Urteilskopf
104 IV 261
59. Auszug aus dem Urteil des Kassationshofes vom 28. November 1978 i.S. F., E. und H. gegen Staatsanwaltschaft des Kantons Solothurn
Regeste
1. Art. 9 Abs. 2 VRV. Kein besonderes Vortrittsrecht, wenn Fahrzeuge ohne gegenseitige Behinderung aneinander vorbeifahren können (E. 1).

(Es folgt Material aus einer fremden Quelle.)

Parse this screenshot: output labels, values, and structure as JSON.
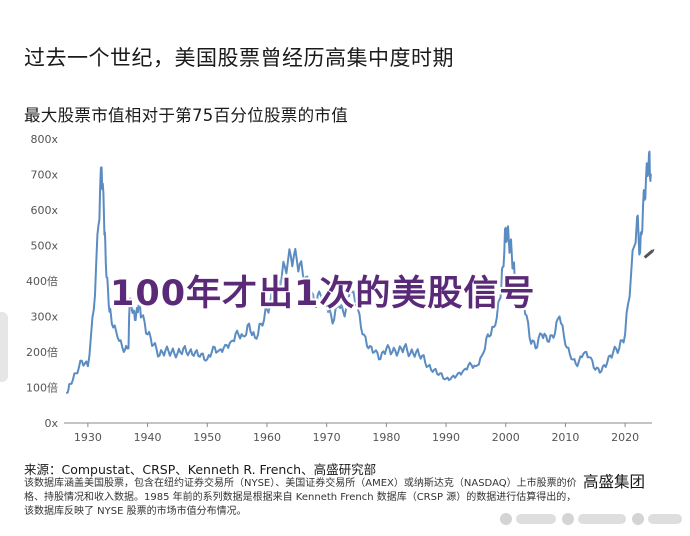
{
  "header": {
    "title": "过去一个世纪，美国股票曾经历高集中度时期",
    "subtitle": "最大股票市值相对于第75百分位股票的市值"
  },
  "banner": "100年才出1次的美股信号",
  "footer": {
    "source": "来源：Compustat、CRSP、Kenneth R. French、高盛研究部",
    "note": "该数据库涵盖美国股票，包含在纽约证券交易所（NYSE）、美国证券交易所（AMEX）或纳斯达克（NASDAQ）上市股票的价格、持股情况和收入数据。1985 年前的系列数据是根据来自 Kenneth French 数据库（CRSP 源）的数据进行估算得出的，该数据库反映了 NYSE 股票的市场市值分布情况。",
    "brand": "高盛集团"
  },
  "colors": {
    "line": "#5b8cc1",
    "banner": "#5a2a78",
    "text": "#1a1a1a",
    "axis": "#8a8a8a"
  },
  "icons": [
    "pencil-icon"
  ],
  "chart_data": {
    "type": "line",
    "title": "",
    "xlabel": "",
    "ylabel": "",
    "xlim": [
      1926,
      2024.5
    ],
    "ylim": [
      0,
      800
    ],
    "grid": false,
    "y_ticks": [
      {
        "value": 0,
        "label": "0x"
      },
      {
        "value": 100,
        "label": "100倍"
      },
      {
        "value": 200,
        "label": "200倍"
      },
      {
        "value": 300,
        "label": "300x"
      },
      {
        "value": 400,
        "label": "400倍"
      },
      {
        "value": 500,
        "label": "500x"
      },
      {
        "value": 600,
        "label": "600x"
      },
      {
        "value": 700,
        "label": "700x"
      },
      {
        "value": 800,
        "label": "800x"
      }
    ],
    "x_ticks": [
      {
        "value": 1930,
        "label": "1930"
      },
      {
        "value": 1940,
        "label": "1940"
      },
      {
        "value": 1950,
        "label": "1950"
      },
      {
        "value": 1960,
        "label": "1960"
      },
      {
        "value": 1970,
        "label": "1970"
      },
      {
        "value": 1980,
        "label": "1980"
      },
      {
        "value": 1990,
        "label": "1990"
      },
      {
        "value": 2000,
        "label": "2000"
      },
      {
        "value": 2010,
        "label": "2010"
      },
      {
        "value": 2020,
        "label": "2020"
      }
    ],
    "series": [
      {
        "values": [
          [
            1926.5,
            85
          ],
          [
            1927,
            110
          ],
          [
            1928,
            140
          ],
          [
            1929,
            175
          ],
          [
            1930,
            160
          ],
          [
            1931,
            320
          ],
          [
            1931.8,
            560
          ],
          [
            1932.3,
            720
          ],
          [
            1932.7,
            580
          ],
          [
            1933,
            450
          ],
          [
            1933.5,
            330
          ],
          [
            1934,
            280
          ],
          [
            1935,
            240
          ],
          [
            1936,
            200
          ],
          [
            1936.8,
            210
          ],
          [
            1937,
            350
          ],
          [
            1937.5,
            310
          ],
          [
            1938,
            290
          ],
          [
            1938.5,
            330
          ],
          [
            1939,
            300
          ],
          [
            1940,
            250
          ],
          [
            1941,
            220
          ],
          [
            1942,
            190
          ],
          [
            1943,
            205
          ],
          [
            1944,
            200
          ],
          [
            1945,
            195
          ],
          [
            1946,
            210
          ],
          [
            1947,
            200
          ],
          [
            1948,
            200
          ],
          [
            1949,
            195
          ],
          [
            1950,
            180
          ],
          [
            1951,
            215
          ],
          [
            1952,
            205
          ],
          [
            1953,
            220
          ],
          [
            1954,
            230
          ],
          [
            1955,
            260
          ],
          [
            1956,
            245
          ],
          [
            1957,
            280
          ],
          [
            1958,
            240
          ],
          [
            1959,
            280
          ],
          [
            1960,
            320
          ],
          [
            1961,
            360
          ],
          [
            1962,
            400
          ],
          [
            1963,
            440
          ],
          [
            1964,
            470
          ],
          [
            1965,
            460
          ],
          [
            1966,
            420
          ],
          [
            1967,
            380
          ],
          [
            1968,
            330
          ],
          [
            1969,
            360
          ],
          [
            1970,
            330
          ],
          [
            1971,
            280
          ],
          [
            1972,
            330
          ],
          [
            1973,
            300
          ],
          [
            1974,
            370
          ],
          [
            1975,
            330
          ],
          [
            1976,
            250
          ],
          [
            1977,
            210
          ],
          [
            1978,
            200
          ],
          [
            1979,
            180
          ],
          [
            1980,
            210
          ],
          [
            1981,
            200
          ],
          [
            1982,
            200
          ],
          [
            1983,
            215
          ],
          [
            1984,
            195
          ],
          [
            1985,
            200
          ],
          [
            1986,
            190
          ],
          [
            1987,
            160
          ],
          [
            1988,
            150
          ],
          [
            1989,
            140
          ],
          [
            1990,
            125
          ],
          [
            1991,
            130
          ],
          [
            1992,
            140
          ],
          [
            1993,
            150
          ],
          [
            1994,
            170
          ],
          [
            1995,
            160
          ],
          [
            1996,
            190
          ],
          [
            1997,
            250
          ],
          [
            1998,
            270
          ],
          [
            1999,
            350
          ],
          [
            1999.5,
            440
          ],
          [
            2000,
            550
          ],
          [
            2000.5,
            520
          ],
          [
            2001,
            480
          ],
          [
            2001.5,
            410
          ],
          [
            2002,
            380
          ],
          [
            2003,
            350
          ],
          [
            2004,
            240
          ],
          [
            2005,
            210
          ],
          [
            2006,
            250
          ],
          [
            2007,
            230
          ],
          [
            2008,
            240
          ],
          [
            2009,
            300
          ],
          [
            2010,
            220
          ],
          [
            2011,
            180
          ],
          [
            2012,
            160
          ],
          [
            2013,
            195
          ],
          [
            2014,
            185
          ],
          [
            2015,
            150
          ],
          [
            2016,
            145
          ],
          [
            2017,
            170
          ],
          [
            2018,
            200
          ],
          [
            2019,
            210
          ],
          [
            2020,
            250
          ],
          [
            2021,
            420
          ],
          [
            2022,
            580
          ],
          [
            2022.5,
            480
          ],
          [
            2023,
            610
          ],
          [
            2023.5,
            690
          ],
          [
            2024,
            760
          ],
          [
            2024.3,
            700
          ]
        ]
      }
    ]
  }
}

2. Art. 19 Abs. 2 StGB. Der Fahrzeugführer, namentlich der Lenker eines überbreiten Motorwagens, muss die genaue Breite seines Fahrzeuges kennen. Begeht er zufolge Unkenntnis der Abmessung eine Widerhandlung gegen eine Verkehrsvorschrift, z. B. eine Verkehrsbeschränkung, kann er sich nicht auf unverschuldeten Irrtum berufen (E. 2).
Aus den Erwägungen:
1. Den Beschwerdeführern wird eine Verletzung der Vorschrift des Art. 9 Abs. 2 VRV vorgeworfen, die bestimmt, dass schwere Motorwagen vor leichten den Vortritt haben, wenn auf schmalen Strassen das Kreuzen nicht möglich ist. Unmöglich ist das Kreuzen auf solchen Strassen, wenn bei korrekter Fahrweise
BGE 104 IV 261 S. 262
ein Fahrzeug die Fahrzone des andern beanspruchen muss, nicht aber, wenn jedes Fahrzeug ohne Benützung der Fahrfläche des andern seine Fahrt fortsetzen kann (vgl. SCHULTZ, Die strafrechtliche Rechtsprechung zum neuen Strassenverkehrsrecht, S. 157).Die Vorinstanz stellt in tatsächlicher Hinsicht nirgends fest, ein Kreuzen der beteiligten Fahrzeuge sei an der fraglichen Stelle, wo sie ohne gegenseitige Berührung aneinander vorbeifahren konnten, unmöglich gewesen. Ebensowenig kann dem angefochtenen Urteil entnommen werden, das Sattelmotorfahrzeug sei beim Kreuzen von einem der beiden Personenwagen in seiner Fahrt behindert worden, wie die Verletzung des Vortrittsrechts voraussetzt (vgl. Art. 14 Abs. 1 VRV). Auch werden keine näheren Angaben darüber gemacht, wie das Kreuzen vor sich ging, insbesondere, wie weit die Personenwagen nach rechts auswichen bzw. mit welchem seitlichen Abstand sie am Sattelschlepper vorbeifuhren und ob dieser bereits vor, während oder erst nach dem Kreuzen über den Asphaltbelag hinaus geriet. Fehlen aber bestimmte Anhaltspunkte für eine Behinderung des Sattelschleppers, so muss angenommen werden, das Kreuzen sei möglich gewesen. Das angefochtene Urteil ist daher aufzuheben und die Sache zur Freisprechung der Beschwerdeführer von der Anschuldigung der Verletzung des Art. 9 Abs. 2 VRV an die Vorinstanz zurückzuweisen.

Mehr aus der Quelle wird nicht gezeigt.